O senhor atuou como consultor na construção de parques temáticos como o Epcot Center e a EuroDisney. Como foi esse trabalho?

Foi excelente. Eu forneci metáforas para que eles construíssem os prédios dedicados à ciência. Quando caminho por essas construções, sinto como se estivesse viajando dentro do meu cérebro. Se você ama o futuro, não pode perder a chance de ajudar a criá-lo.

O senhor continua escrevendo todos os dias?

Sim. Todos os dias, há 70 anos. Acordo sempre às sete da manhã com vontade de correr para a máquina.
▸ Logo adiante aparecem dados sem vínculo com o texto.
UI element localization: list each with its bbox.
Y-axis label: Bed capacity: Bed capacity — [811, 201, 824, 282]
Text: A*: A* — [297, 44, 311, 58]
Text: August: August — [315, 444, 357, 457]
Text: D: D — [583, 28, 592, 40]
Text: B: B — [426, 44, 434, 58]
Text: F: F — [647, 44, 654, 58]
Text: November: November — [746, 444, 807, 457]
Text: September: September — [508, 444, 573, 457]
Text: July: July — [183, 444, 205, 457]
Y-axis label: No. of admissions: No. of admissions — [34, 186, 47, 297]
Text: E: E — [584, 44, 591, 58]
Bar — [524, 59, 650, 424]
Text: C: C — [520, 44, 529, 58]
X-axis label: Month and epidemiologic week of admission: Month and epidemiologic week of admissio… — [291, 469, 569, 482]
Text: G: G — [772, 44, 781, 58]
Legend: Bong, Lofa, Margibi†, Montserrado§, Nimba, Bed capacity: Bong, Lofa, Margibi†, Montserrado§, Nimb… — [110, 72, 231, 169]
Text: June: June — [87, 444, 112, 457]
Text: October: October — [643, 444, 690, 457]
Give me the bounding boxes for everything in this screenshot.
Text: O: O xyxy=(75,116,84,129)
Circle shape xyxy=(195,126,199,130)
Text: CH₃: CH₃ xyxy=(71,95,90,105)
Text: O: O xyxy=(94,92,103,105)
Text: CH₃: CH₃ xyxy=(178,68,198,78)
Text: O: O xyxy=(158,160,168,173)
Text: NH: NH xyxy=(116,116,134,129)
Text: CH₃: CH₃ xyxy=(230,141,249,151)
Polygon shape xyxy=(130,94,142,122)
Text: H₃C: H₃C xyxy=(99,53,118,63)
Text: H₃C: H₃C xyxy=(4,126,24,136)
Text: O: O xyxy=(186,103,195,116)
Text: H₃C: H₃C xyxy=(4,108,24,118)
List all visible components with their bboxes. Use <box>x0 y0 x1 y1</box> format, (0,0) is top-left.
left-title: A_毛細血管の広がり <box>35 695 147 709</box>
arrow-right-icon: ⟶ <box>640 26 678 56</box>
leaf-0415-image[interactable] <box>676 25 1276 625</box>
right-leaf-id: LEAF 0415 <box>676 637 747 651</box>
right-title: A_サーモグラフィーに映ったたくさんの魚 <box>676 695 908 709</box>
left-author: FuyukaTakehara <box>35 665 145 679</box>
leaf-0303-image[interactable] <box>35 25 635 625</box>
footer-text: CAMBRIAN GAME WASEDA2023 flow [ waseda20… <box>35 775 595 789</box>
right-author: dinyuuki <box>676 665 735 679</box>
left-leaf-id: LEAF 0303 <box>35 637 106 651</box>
Quer melhor maneira de me tornar imortal do que escrever todos os dias até o final da minha vida?

Qual é o segredo para se manter há tanto tempo no topo de um gênero que muda tão rapidamente?

Você tem que ser um gênio! Brincadeira… Precisa estar apaixonado pelas histórias que escreve, tem que acreditar nelas. Mas o principal é escrever sobre homens, não sobre máquinas. A ciência está sempre mudando, mas o homem não.